The Strengths Of Haskell (42 strengths listed so far)

I’ll challenge some of these points, because agreeing doesn’t help us hash out arguments :slight_smile:


IME, there are languages with higher productivity. I’ll call TypeScript as one of those. It does scale maybe a little different: in the beginning, definitely higher productivity. For long-term projects it still scales well, but maybe after a couple of years, Haskell starts to take over.

As such, Haskell’s strength really is long/high maintenance projects. One-off microservices doesn’t seem like a good use case for Haskell, for example.

You can have memory safety without GC. And some applications are made harder due to long-pause GCs. Also see Low-latency garbage collector merged for GHC 8.10 - Well-Typed: The Haskell Consultants

Getting proficient with Haskell performance optimization is a dark art that many Haskellers never learn, because it requires quite deep knowledge about GHC internals. I’d say this is one of the more controversial parts about Haskell.

Yes, but I’d argue that type-level programming is rather unwieldy and there are languages that do this more elegantly. DataKinds, TypeFamilies etc can be confusing and often produce hard to follow code.

It’s not so much “pure functions”, because every language has them. It’s that the language is pure, which is often misunderstood: readFile :: FilePath -> IO String is pure. And is the language being pure really something the developer cares about or more of a nice property for compiler engineers? Because although readFile is pure, I have to reason about it operationally, I can’t reason about it denotationally. That’s all that matters for the programmer, imo, not purity.

Does it? Exception handling, async library, IORefs etc all aren’t particularly trivial and there’s no first-class support for parallelism like in Go. Maybe that’s for the better, I’m not sure.

Is a great source of space leaks: https://www.reddit.com/r/haskell/comments/pvosen/how_can_haskell_programmers_tolerate_space_leaks/?utm_source=share&utm_medium=web2x&context=3

It’s getting better, but in terms of tooling we’re still far behind than most languages.

Often doesn’t play well with type-level programming, e.g. open sum types.

In fact, it is so extensible that we haven’t managed to create a new language report. Good or bad?

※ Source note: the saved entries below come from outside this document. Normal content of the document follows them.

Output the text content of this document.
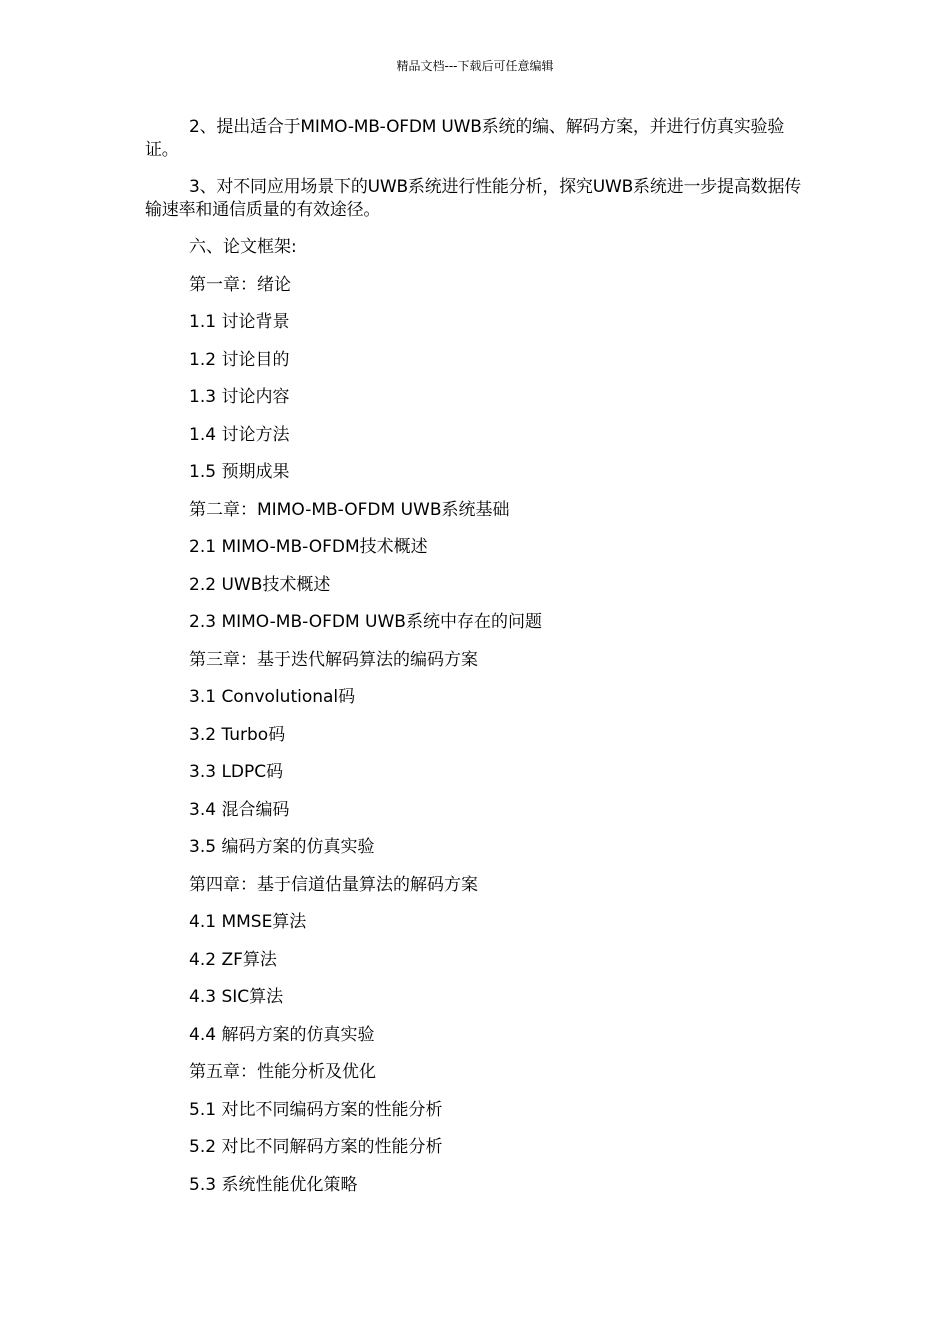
精品文档---下载后可任意编辑

2、提出适合于MIMO-MB-OFDM UWB系统的编、解码方案，并进行仿真实验验证。

3、对不同应用场景下的UWB系统进行性能分析，探究UWB系统进一步提高数据传输速率和通信质量的有效途径。

六、论文框架:
第一章：绪论
1.1 讨论背景
1.2 讨论目的
1.3 讨论内容
1.4 讨论方法
1.5 预期成果
第二章：MIMO-MB-OFDM UWB系统基础
2.1 MIMO-MB-OFDM技术概述
2.2 UWB技术概述
2.3 MIMO-MB-OFDM UWB系统中存在的问题
第三章：基于迭代解码算法的编码方案
3.1 Convolutional码
3.2 Turbo码
3.3 LDPC码
3.4 混合编码
3.5 编码方案的仿真实验
第四章：基于信道估量算法的解码方案
4.1 MMSE算法
4.2 ZF算法
4.3 SIC算法
4.4 解码方案的仿真实验
第五章：性能分析及优化
5.1 对比不同编码方案的性能分析
5.2 对比不同解码方案的性能分析
5.3 系统性能优化策略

This one I can’t agree on. I’ve had terrible bugs in Haskell code that brought down an entire backend or made legal signing of documents impossible due to an amazonka bug.

I think there are only a couple and most haskell companies produce proprietary code and rarely publish any library, let alone allow their employees to work on libraries during their work time.

I hope it stays that way.

Windows often works not so well. Many GHC versions on windows are defunct. cabal and other tools suffer from MAX_PATH issues. Handling of msys2 is hard and confusing. Library support is sometimes sub-par.